If prosperity is our goal, we should follow the lead of high-growth, low-tax states in the Southeast that have lower taxes, lighter licensure and regulatory burdens, and a more limited government.
What does that look like?
There are several policy proposals that we would encourage any candidate for governor, lieutenant governor, or the legislature to support.
Burdensome regulations hurt our economy and reduce employment opportunities. All totaled, there are 66 low-to-middle income occupations that are licensed in Mississippi. According to the Institute for Justice, Mississippi has lost 13,000 jobs because of occupational licensing and the state has suffered an economic value loss of $37 million.
While licenses are necessary for a few industries, the state should expand the use of voluntary certifications, adopt automatic sunsets on all licenses, and allow the Occupational Licensing Review Commission to review current, not just newly proposed, licenses. The reality is that we’ve allowed occupational licenses to become the tool for market incumbents, with lobbying apparatus, to build moats around monopolies and limit free-market completion.
Mississippi became a national leader in 2015 in implementing an ESA program. Through this program, families are allowed to use the funds associated with their child’s education (i.e., their tax dollars) to choose the best educational setting for their child. For the first time, families in Mississippi, albeit a limited number of families, had a choice in their child’s education, regardless of their income.
Yet, the program is only available to students with special needs, and it serves less than 500 students per year. We should make this program available to every student in the state. By doing so, we’d be following the overwhelming empirical data that shows the benefits of school choice, saving taxpayer dollars, and putting parents back in control of their child’s education.
Mississippi has more than 117,000 regulatory restrictions in the state rulebook, according to new analysis from the Mercatus Center. Why is this a cause for concern? There is considerable evidence that regulations slow economic growth and have a negative impact on investment, productivity, wages, and overall prosperity.
To reduce red tape, Mississippi should implement a regulatory cap that orders the removal of two olds rules each time a new one is added. A thriving economy is one with fewer regulations, a lighter government touch, and more freedom for small and mid-sized businesses.
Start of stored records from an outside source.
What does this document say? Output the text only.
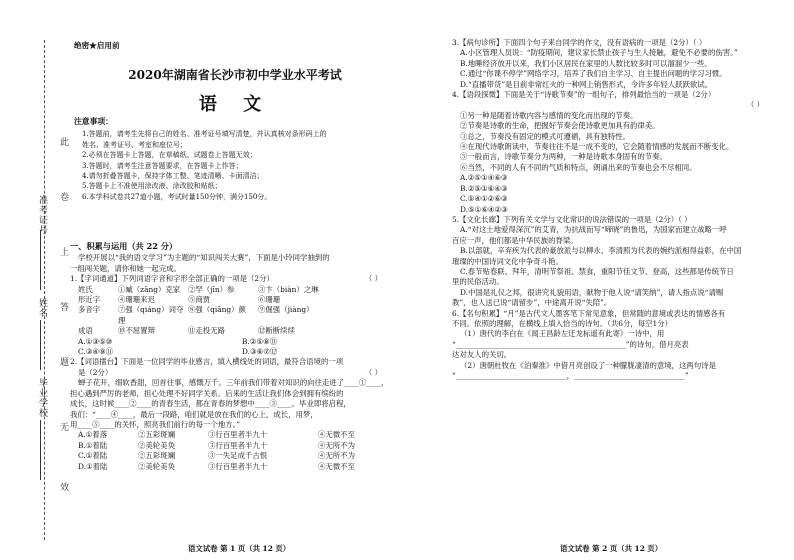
准考证号
姓名
毕业学校
此
卷
上
答
题
无
效
绝密★启用前
2020年湖南省长沙市初中学业水平考试
语 文
注意事项：
1.答题前，请考生先将自己的姓名、准考证号填写清楚，并认真核对条形码上的
姓名、准考证号、考室和座位号；
2.必须在答题卡上答题，在草稿纸、试题卷上答题无效；
3.答题时，请考生注意答题要求，在答题卡上作答；
4.请勿折叠答题卡，保持字体工整、笔迹清晰、卡面清洁；
5.答题卡上不准使用涂改液、涂改胶和贴纸；
6.本学科试卷共27道小题，考试时量150分钟，满分150分。
一、积累与运用（共 22 分）
学校开展以“我的语文学习”为主题的“知识闯关大赛”，下面是小玲同学抽到的
一组闯关题，请你和她一起完成。
1.【字词通道】下列词语字音和字形全部正确的一项是（2分）	（ ）
姓氏	①臧（zāng）克家	②罕（jīn）参	③卞（biàn）之琳
形近字	④珊珊来迟	⑤商贾	⑥珊珊
多音字	⑦强（qiáng）词夺理
⑧强（qiǎng）颜	⑨倔强（jiàng）
成语	⑩不屈置辩	⑪走投无路	⑫断断续续
A.①③⑤⑩	B.②⑤⑧⑪
C.③④⑨⑪	D.③⑥⑦⑫
2.【词语擂台】下面是一位同学的毕业感言，填入横线处的词语，最符合语境的一项
是（2分）	（ ）
蝉子花开，细软香甜，回首往事，感慨万千。三年前我们带着对知识的向往走进了____①____，
担心遇到严厉的老师，担心处理不好同学关系。后来的生活让我们体会到拥有缤纷的
成长，这时候____②____的青春生活，都在青春的梦想中____③____。毕业即将启程，
我们：“____④____，最后一段路，咱们就是放在我们的心上，成长，用梦，
用____⑤____的关怀，照亮我们前行的每一个地方。”
A.①着落	②五彩斑斓	③行百里者半九十	④无微不至
B.①着陆	②美轮美奂	③行百里者半九十	④无所不为
C.①着陆	②五彩斑斓	③一失足成千古恨	④无所不为
D.①着陆	②美轮美奂	③行百里者半九十	④无微不至
语文试卷 第 1 页（共 12 页）
3.【病句诊所】下面四个句子来自同学的作文，没有语病的一项是（2分）（ ）
A.小区管理人员说：“防疫期间，建议家长禁止孩子与生人接触，避免不必要的伤害。”
B.地睡经济放开以来，我们小区居民在家里的人数比较多时可以溜溜少一些。
C.通过“你课不停学”网络学习，培养了我们自主学习、自主提出问题的学习习惯。
D.“直播带货”是目前非常红火的一种网上销售形式，令许多年轻人跃跃欲试。
4.【语段探微】下面是关于“诗歌节奏”的一组句子，排列最恰当的一项是（2分）
（ ）
①另一种是随着诗歌内容与感情的变化而出现的节奏。
②节奏是诗歌的生命，把握好节奏会使诗歌更加具有韵律美。
③总之，节奏没有固定的模式可遵循，具有独特性。
④在现代诗歌朗读中，节奏往往不是一成不变的，它会随着情感的发展而不断变化。
⑤一般而言，诗歌节奏分为两种，一种是诗歌本身固有的节奏。
⑥当然，不同的人有不同的气质和特点，朗诵出来的节奏也会不尽相同。
A.②⑤①④⑥③
B.②⑤①⑥④③
C.⑤④①②⑥③
D.⑤①⑥④②③
5.【文化长廊】下列有关文学与文化常识的说法错误的一项是（2分）（ ）
A.“对这土地爱得深沉”的艾青，为抗战而写“啼晓”的鲁迅，为国家而建立战略一呼
百应一声，他们都是中华民族的脊梁。
B.以部就，辛弃疾为代表的豪放派与以柳永、李清照为代表的婉约派相得益彰，在中国
璀璨的中国诗词文化中争奇斗艳。
C.春节贴春联、拜年，清明节祭祖、禁食，重阳节佳文节、登高，这些都是传统节日
里的民俗活动。
D.中国是礼仪之邦，很讲究礼貌用语，献物于他人说“请笑纳”，请人指点说“请赐
教”，也人送已说“请留步”，中途离开说“失陪”。
6.【名句积累】“月”是古代文人墨客笔下常见意象，但常随的意境或表达的情感各有
不同。依照的理解，在横线上填入恰当的诗句。（共6分，每空1分）
（1）唐代的李白在《闻王昌龄左迁龙标遥有此寄》一诗中，用
“______________________________________________”的诗句，借月亮表
达对友人的关切。
（2）唐朝杜牧在《泊秦淮》中借月亮创设了一种朦胧凄清的意境，这两句诗是
“______________________________，______________________________”
语文试卷 第 2 页（共 12 页）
When ridesharing companies entered the market a few years ago as disruptors to the taxi monopoly, the unfortunate response from local governments was largely to regulate and limit the ridesharing economy. The legislature made the correct move in enacting statewide policy that preempts local regulation, and allows Uber, Lyft, and others to provide this new service to customers.
When it comes to other disruptors such as Airbnb or mobile food trucks, local governments are again working to protect the status quo and limit market-driven innovation. The state, through the legislature, should protect consumer choice and ensure that local governments cannot stifle competition.
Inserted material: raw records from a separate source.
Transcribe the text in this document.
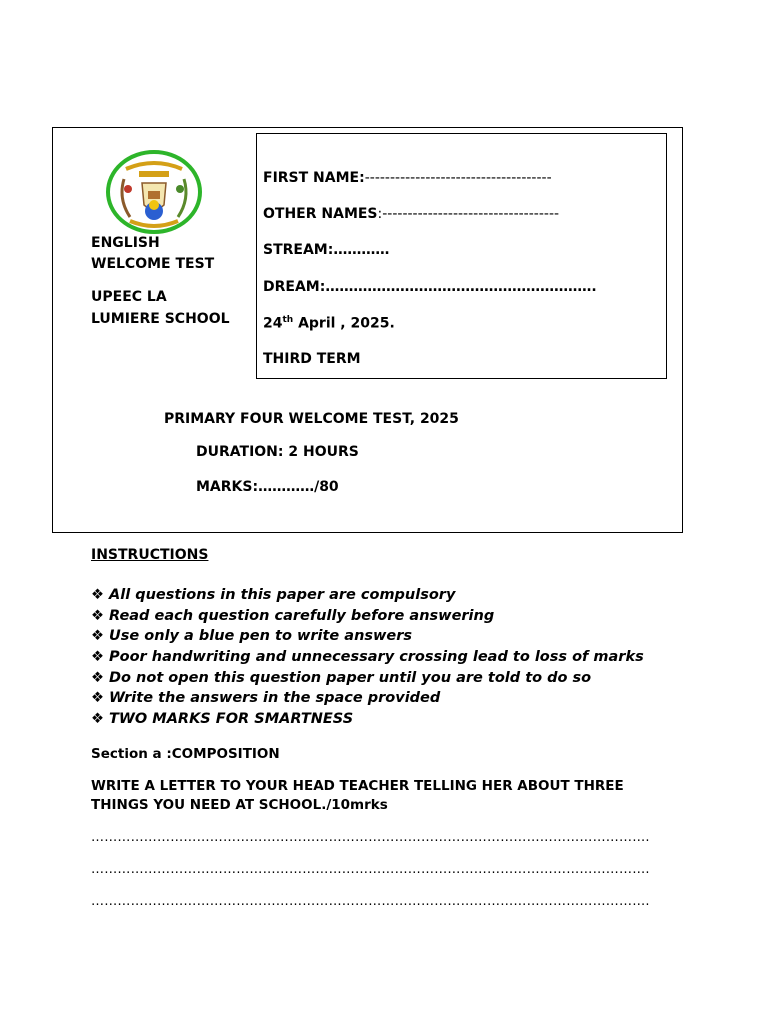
ENGLISH
WELCOME TEST
UPEEC LA
LUMIERE SCHOOL
FIRST NAME:-------------------------------------
OTHER NAMES:-----------------------------------
STREAM:…………
DREAM:………………………………………………….
24th April , 2025.
THIRD TERM
PRIMARY FOUR WELCOME TEST, 2025
DURATION: 2 HOURS
MARKS:…………/80
INSTRUCTIONS
❖ All questions in this paper are compulsory
❖ Read each question carefully before answering
❖ Use only a blue pen to write answers
❖ Poor handwriting and unnecessary crossing lead to loss of marks
❖ Do not open this question paper until you are told to do so
❖ Write the answers in the space provided
❖ TWO MARKS FOR SMARTNESS
Section a :COMPOSITION
WRITE A LETTER TO YOUR HEAD TEACHER TELLING HER ABOUT THREE
THINGS YOU NEED AT SCHOOL./10mrks
……………………………………………………………………………………………………………….
……………………………………………………………………………………………………………….
……………………………………………………………………………………………………………….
Mississippi, like many other states, has taken the approach that the only way to attract businesses to the state is by offering targeted taxpayer “incentives.”
Rather than offering tax breaks to a few, allowing the government to play favorites, and requiring business owners to subsidize their competition, we should lower the tax rates on all businesses and make Mississippi the most attractive state for businesses of all sizes and types.
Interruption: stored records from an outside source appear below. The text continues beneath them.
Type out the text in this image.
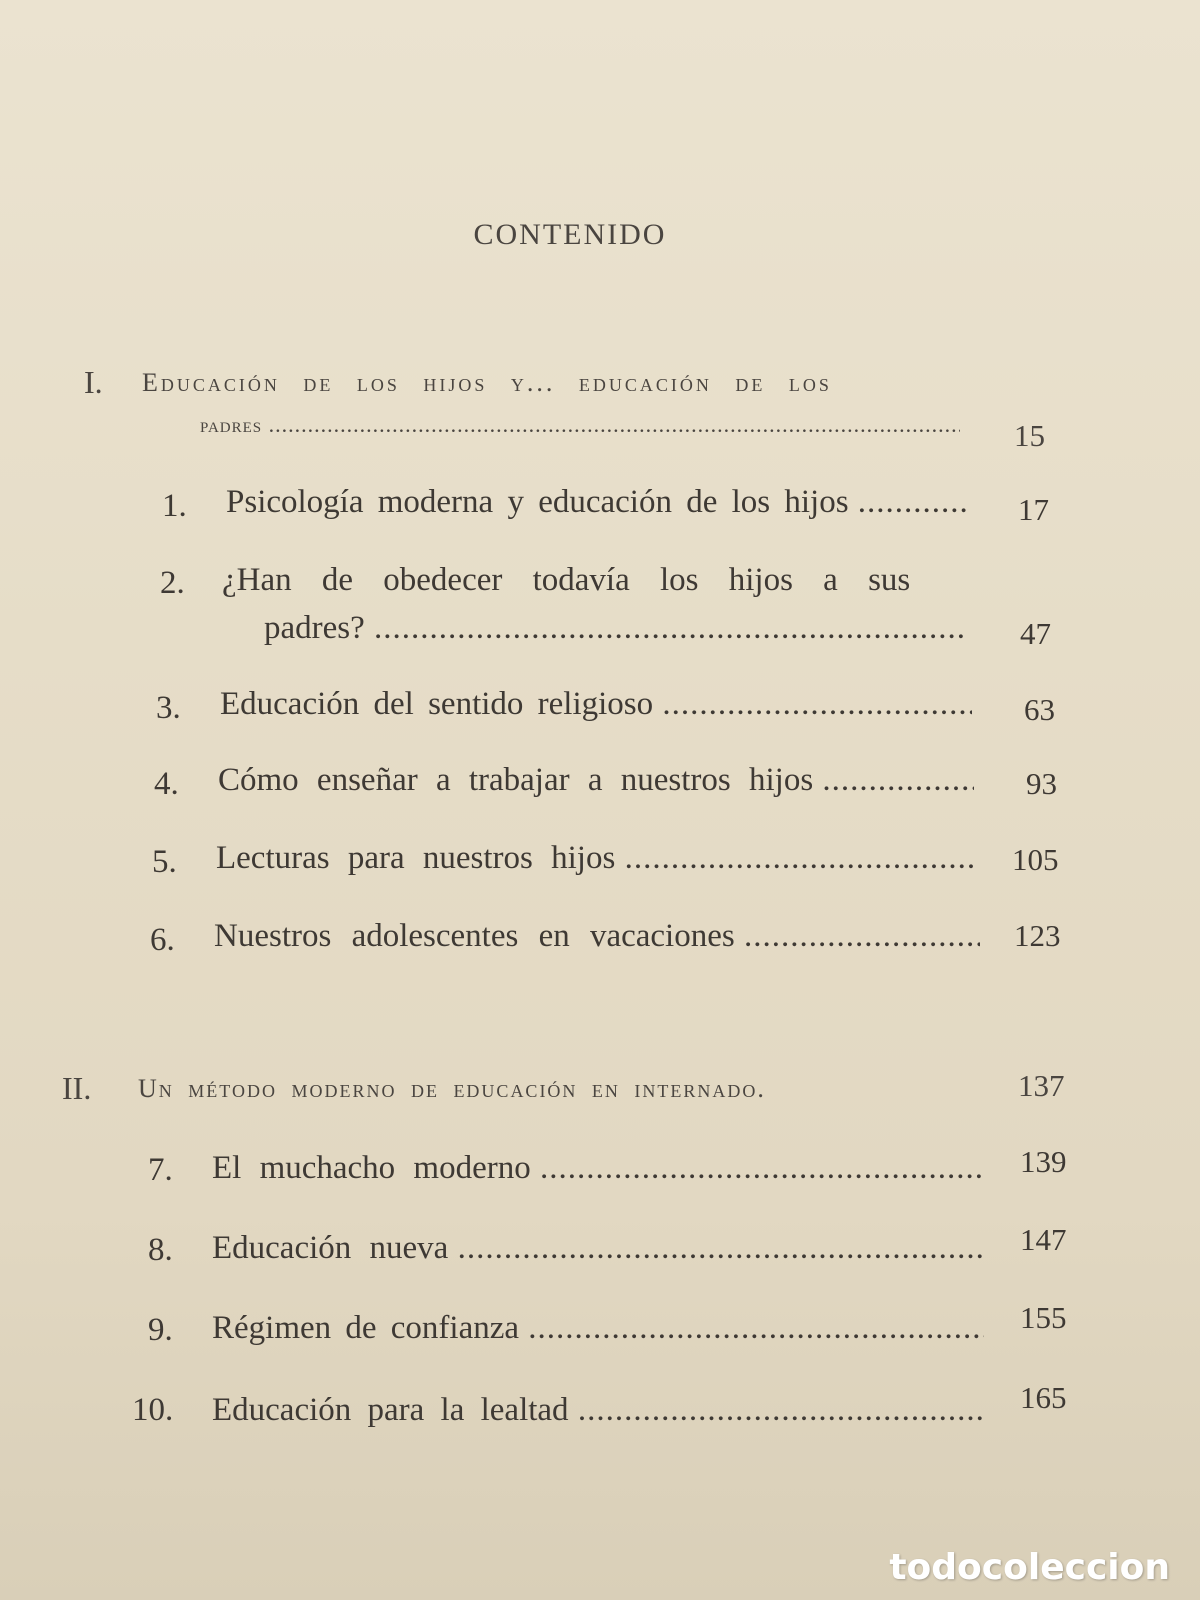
CONTENIDO
I. Educación de los hijos y... educación de los
padres .....	15
1. Psicología moderna y educación de los hijos .....	17
2. ¿Han de obedecer todavía los hijos a sus
padres? .....	47
3. Educación del sentido religioso .....	63
4. Cómo enseñar a trabajar a nuestros hijos .....	93
5. Lecturas para nuestros hijos .....	105
6. Nuestros adolescentes en vacaciones .....	123
II. Un método moderno de educación en internado.	137
7. El muchacho moderno .....	139
8. Educación nueva .....	147
9. Régimen de confianza .....	155
10. Educación para la lealtad .....	165
todocoleccion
Despite the claim of expansion advocates, there is no pile of money sitting around that states are “leaving on the table” when they choose not to expand Medicaid. The fact is that any expansion adds to our federal debt and will cost the state hundreds of millions of dollars.
Medicaid is already a broken system. Adding more patients to the system will exacerbate things, and the patient outcomes will only worsen the poor quality of care currently being provided to the elderly, disabled, and poor. Furthermore, an expansion of Medicaid will certainly crowd out the essential funding needs for schools, roads, and public safety.
We believe these policy proposals represent the path to long-term, sustainable economic growth. Based on the evidence, public policies of economic freedom, individual liberty, free markets, and limited government will allow the state to experience business growth, entrepreneurship, higher labor productivity and wages, and, as a result, greater economic prosperity for all Mississippians who are ready and willing to prosper.
This column appeared in the Clarion Ledger on March 20, 2019.